The context of each of these two passages points us to times when God’s church was in great straits, and to human eyes there were no possibilities of deliverance. But, God interposes with His word of promise, and pledges His almighty power for the deliverance of His people. And it is as the God who has Himself undertaken the work of their redemption that He invites them to wait on Him, and assures them that disappointment is impossible.
We, too, are living in days in which there is much in the state of the church, with its profession and its formalism, that is indescribably sad. Amid all we praise God for, there is, alas, much to mourn over! Were it not for God’s promises, we might well despair. But, in His promises the living God has given and bound Himself to us. He calls us to wait on Him. He assures us we will not be put to shame. Oh, that our hearts might learn to wait before Him, until He Himself reveals to us what His promises mean. In the promises, He reveals Himself in His hidden glory! We will be irresistibly drawn to wait on Him alone. May God increase the company of those who say: “Our soul waiteth for the LORD: he is our help and our shield” (Ps. 33:20).
This waiting upon God on behalf of His church and people will depend greatly upon the place that waiting on Him has taken in our personal life. The mind may often have beautiful visions of what God has promised to do, and the lips may speak of them in stirring words, but these are not really the measure of our faith or power. No, it is what we really know of God in our personal experience, conquering the enemies within, reigning and ruling, revealing Himself in His holiness and power in our innermost being. It is this that will be the real measure of the spiritual blessing we expect from Him, and bring to our fellow men.
It is as we know how blessed the waiting on God has become to our own souls, that we will confidently hope in the blessing to come on the church around us. The keyword of all our expectations will be, He has said: “All they who wait on Me will not be ashamed.” From what He has done in us, we will trust Him to do mighty things around us. “Blessed are all they that wait for him.” Yes, blessed even now in the waiting. The promised blessings for ourselves, or for others, may tarry. The unutterable blessedness of knowing and having Him who has promised—the divine Blesser, the living Fountain of the coming blessings—is even now ours.
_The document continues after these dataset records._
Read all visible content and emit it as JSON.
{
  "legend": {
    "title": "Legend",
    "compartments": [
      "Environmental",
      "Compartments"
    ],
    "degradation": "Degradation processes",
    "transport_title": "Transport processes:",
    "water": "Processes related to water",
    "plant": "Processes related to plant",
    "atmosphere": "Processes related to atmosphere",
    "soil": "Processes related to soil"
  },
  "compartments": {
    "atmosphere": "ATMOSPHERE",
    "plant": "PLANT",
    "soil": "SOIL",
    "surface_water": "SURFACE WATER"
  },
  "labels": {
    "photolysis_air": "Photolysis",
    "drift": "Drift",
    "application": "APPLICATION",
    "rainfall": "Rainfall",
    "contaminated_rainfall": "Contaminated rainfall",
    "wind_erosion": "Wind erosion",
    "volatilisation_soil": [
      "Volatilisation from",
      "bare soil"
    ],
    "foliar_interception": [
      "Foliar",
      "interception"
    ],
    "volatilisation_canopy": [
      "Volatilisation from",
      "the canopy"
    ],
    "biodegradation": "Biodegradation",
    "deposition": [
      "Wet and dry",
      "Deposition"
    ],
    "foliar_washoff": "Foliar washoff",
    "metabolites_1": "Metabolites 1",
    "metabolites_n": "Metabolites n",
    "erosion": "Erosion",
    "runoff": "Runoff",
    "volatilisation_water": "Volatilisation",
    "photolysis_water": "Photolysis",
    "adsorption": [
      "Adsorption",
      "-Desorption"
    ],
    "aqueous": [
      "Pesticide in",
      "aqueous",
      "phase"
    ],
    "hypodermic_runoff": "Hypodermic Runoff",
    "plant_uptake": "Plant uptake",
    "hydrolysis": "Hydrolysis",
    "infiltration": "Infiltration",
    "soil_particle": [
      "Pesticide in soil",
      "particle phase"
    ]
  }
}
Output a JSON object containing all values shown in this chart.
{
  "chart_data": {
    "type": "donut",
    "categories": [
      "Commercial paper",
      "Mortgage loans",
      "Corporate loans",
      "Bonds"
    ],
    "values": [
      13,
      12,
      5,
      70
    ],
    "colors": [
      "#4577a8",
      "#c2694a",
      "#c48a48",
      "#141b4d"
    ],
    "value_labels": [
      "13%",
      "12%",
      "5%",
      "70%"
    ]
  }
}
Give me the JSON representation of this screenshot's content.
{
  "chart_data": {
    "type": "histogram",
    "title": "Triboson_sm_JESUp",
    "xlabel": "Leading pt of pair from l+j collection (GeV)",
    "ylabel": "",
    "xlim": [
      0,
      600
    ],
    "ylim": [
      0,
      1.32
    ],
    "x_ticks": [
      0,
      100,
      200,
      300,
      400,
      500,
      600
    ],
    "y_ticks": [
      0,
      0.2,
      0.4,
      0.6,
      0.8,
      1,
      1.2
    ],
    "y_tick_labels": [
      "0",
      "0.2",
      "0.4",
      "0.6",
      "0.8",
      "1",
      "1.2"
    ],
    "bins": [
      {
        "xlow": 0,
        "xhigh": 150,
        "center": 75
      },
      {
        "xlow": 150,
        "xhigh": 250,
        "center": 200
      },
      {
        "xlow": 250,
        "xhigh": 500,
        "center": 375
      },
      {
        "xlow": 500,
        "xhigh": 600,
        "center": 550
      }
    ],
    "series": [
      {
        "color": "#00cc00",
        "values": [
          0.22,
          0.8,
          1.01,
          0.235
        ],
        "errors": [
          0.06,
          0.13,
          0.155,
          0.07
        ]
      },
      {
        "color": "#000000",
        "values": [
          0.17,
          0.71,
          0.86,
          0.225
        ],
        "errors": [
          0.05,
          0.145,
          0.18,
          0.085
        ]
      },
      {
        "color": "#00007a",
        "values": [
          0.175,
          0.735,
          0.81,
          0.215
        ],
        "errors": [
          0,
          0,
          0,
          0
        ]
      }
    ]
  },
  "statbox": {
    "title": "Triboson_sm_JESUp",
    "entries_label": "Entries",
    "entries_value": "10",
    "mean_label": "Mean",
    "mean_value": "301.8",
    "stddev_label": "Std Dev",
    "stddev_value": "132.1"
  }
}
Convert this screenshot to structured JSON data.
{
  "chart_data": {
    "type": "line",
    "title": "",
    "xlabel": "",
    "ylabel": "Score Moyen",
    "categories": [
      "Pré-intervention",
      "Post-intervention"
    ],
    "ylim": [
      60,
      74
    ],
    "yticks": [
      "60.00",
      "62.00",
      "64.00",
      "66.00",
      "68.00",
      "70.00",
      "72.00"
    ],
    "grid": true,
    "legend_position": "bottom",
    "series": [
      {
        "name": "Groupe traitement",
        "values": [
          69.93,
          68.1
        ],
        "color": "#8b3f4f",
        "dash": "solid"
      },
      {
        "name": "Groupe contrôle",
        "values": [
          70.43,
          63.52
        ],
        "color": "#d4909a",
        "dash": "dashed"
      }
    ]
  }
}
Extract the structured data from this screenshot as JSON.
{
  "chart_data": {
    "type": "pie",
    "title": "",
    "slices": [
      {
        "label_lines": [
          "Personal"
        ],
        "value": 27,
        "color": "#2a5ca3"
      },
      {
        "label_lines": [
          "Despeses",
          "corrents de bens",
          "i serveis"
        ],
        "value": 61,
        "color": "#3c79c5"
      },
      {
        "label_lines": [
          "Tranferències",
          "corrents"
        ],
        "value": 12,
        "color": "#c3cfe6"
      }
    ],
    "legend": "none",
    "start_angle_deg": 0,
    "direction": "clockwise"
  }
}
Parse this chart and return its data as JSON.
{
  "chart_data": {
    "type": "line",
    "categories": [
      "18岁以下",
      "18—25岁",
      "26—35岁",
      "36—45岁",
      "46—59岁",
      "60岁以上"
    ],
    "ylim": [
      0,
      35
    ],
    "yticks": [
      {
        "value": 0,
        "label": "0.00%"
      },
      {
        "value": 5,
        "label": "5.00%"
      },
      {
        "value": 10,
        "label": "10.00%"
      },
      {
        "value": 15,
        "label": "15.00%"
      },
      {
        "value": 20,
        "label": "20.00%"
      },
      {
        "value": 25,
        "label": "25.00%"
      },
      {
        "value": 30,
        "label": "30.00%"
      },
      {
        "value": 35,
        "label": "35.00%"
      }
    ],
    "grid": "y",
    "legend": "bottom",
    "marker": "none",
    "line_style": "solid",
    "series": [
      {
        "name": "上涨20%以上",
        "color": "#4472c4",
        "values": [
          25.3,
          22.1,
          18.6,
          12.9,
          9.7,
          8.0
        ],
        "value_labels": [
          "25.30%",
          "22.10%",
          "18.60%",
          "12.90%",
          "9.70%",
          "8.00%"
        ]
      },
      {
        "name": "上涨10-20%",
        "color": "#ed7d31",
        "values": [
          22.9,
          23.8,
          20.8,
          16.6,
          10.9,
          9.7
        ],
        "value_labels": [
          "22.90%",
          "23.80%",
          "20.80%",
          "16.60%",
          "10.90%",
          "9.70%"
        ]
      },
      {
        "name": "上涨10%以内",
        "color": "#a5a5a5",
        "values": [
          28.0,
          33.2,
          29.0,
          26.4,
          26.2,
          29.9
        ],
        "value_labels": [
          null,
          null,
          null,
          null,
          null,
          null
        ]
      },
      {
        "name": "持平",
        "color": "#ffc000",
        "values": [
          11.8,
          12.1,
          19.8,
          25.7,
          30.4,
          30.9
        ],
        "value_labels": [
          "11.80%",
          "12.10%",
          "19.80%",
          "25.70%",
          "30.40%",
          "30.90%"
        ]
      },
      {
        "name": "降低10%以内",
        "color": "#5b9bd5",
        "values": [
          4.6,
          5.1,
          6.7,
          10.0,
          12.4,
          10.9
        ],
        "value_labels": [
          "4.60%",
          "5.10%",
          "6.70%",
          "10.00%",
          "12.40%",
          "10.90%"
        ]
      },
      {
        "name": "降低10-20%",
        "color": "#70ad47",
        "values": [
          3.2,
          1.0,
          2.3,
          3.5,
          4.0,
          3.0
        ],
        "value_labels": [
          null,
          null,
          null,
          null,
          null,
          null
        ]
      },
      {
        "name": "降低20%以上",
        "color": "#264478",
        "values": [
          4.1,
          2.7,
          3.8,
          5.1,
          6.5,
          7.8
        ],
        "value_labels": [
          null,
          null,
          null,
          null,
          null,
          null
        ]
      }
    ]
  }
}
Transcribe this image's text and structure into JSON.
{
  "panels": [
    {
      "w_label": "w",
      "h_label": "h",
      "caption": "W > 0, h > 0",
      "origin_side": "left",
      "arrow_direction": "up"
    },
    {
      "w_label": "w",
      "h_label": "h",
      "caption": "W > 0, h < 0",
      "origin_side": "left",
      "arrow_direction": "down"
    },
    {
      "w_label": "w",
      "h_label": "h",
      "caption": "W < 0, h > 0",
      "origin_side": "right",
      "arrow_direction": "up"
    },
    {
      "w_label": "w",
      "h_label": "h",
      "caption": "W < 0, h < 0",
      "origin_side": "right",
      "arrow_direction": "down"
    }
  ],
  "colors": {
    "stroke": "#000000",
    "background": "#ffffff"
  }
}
Do let this truth acquire full possession of your souls, that waiting on God is itself the highest privilege of man, the highest blessedness of His redeemed child.
Even as the sunshine enters with its light and warmth, with its beauty and blessing, into every little blade of grass that rises upward out of the cold earth, so the everlasting God meets, in the greatness and the tenderness of His love, each waiting child, to shine in his heart “the light of the knowledge of the glory of God in the face of Jesus Christ” (2 Cor. 4:6). Read these words again, until your heart learns to know what God waits to do to you. Who can measure the difference between the great sun and that little blade of grass? And yet, the grass has all of the sun it can need or hold.
Do believe that in waiting on God, His greatness and your littleness suit and meet each other most wonderfully. Just bow in emptiness and poverty and utter weakness, in humility and meekness, and surrender to His will before His great glory, and be still. As you wait on Him, God draws near. He will reveal Himself’ as the God who will mightily fulfill His every promise. And, let your heart continually take up the song: “Blessed are all they that wait for him.”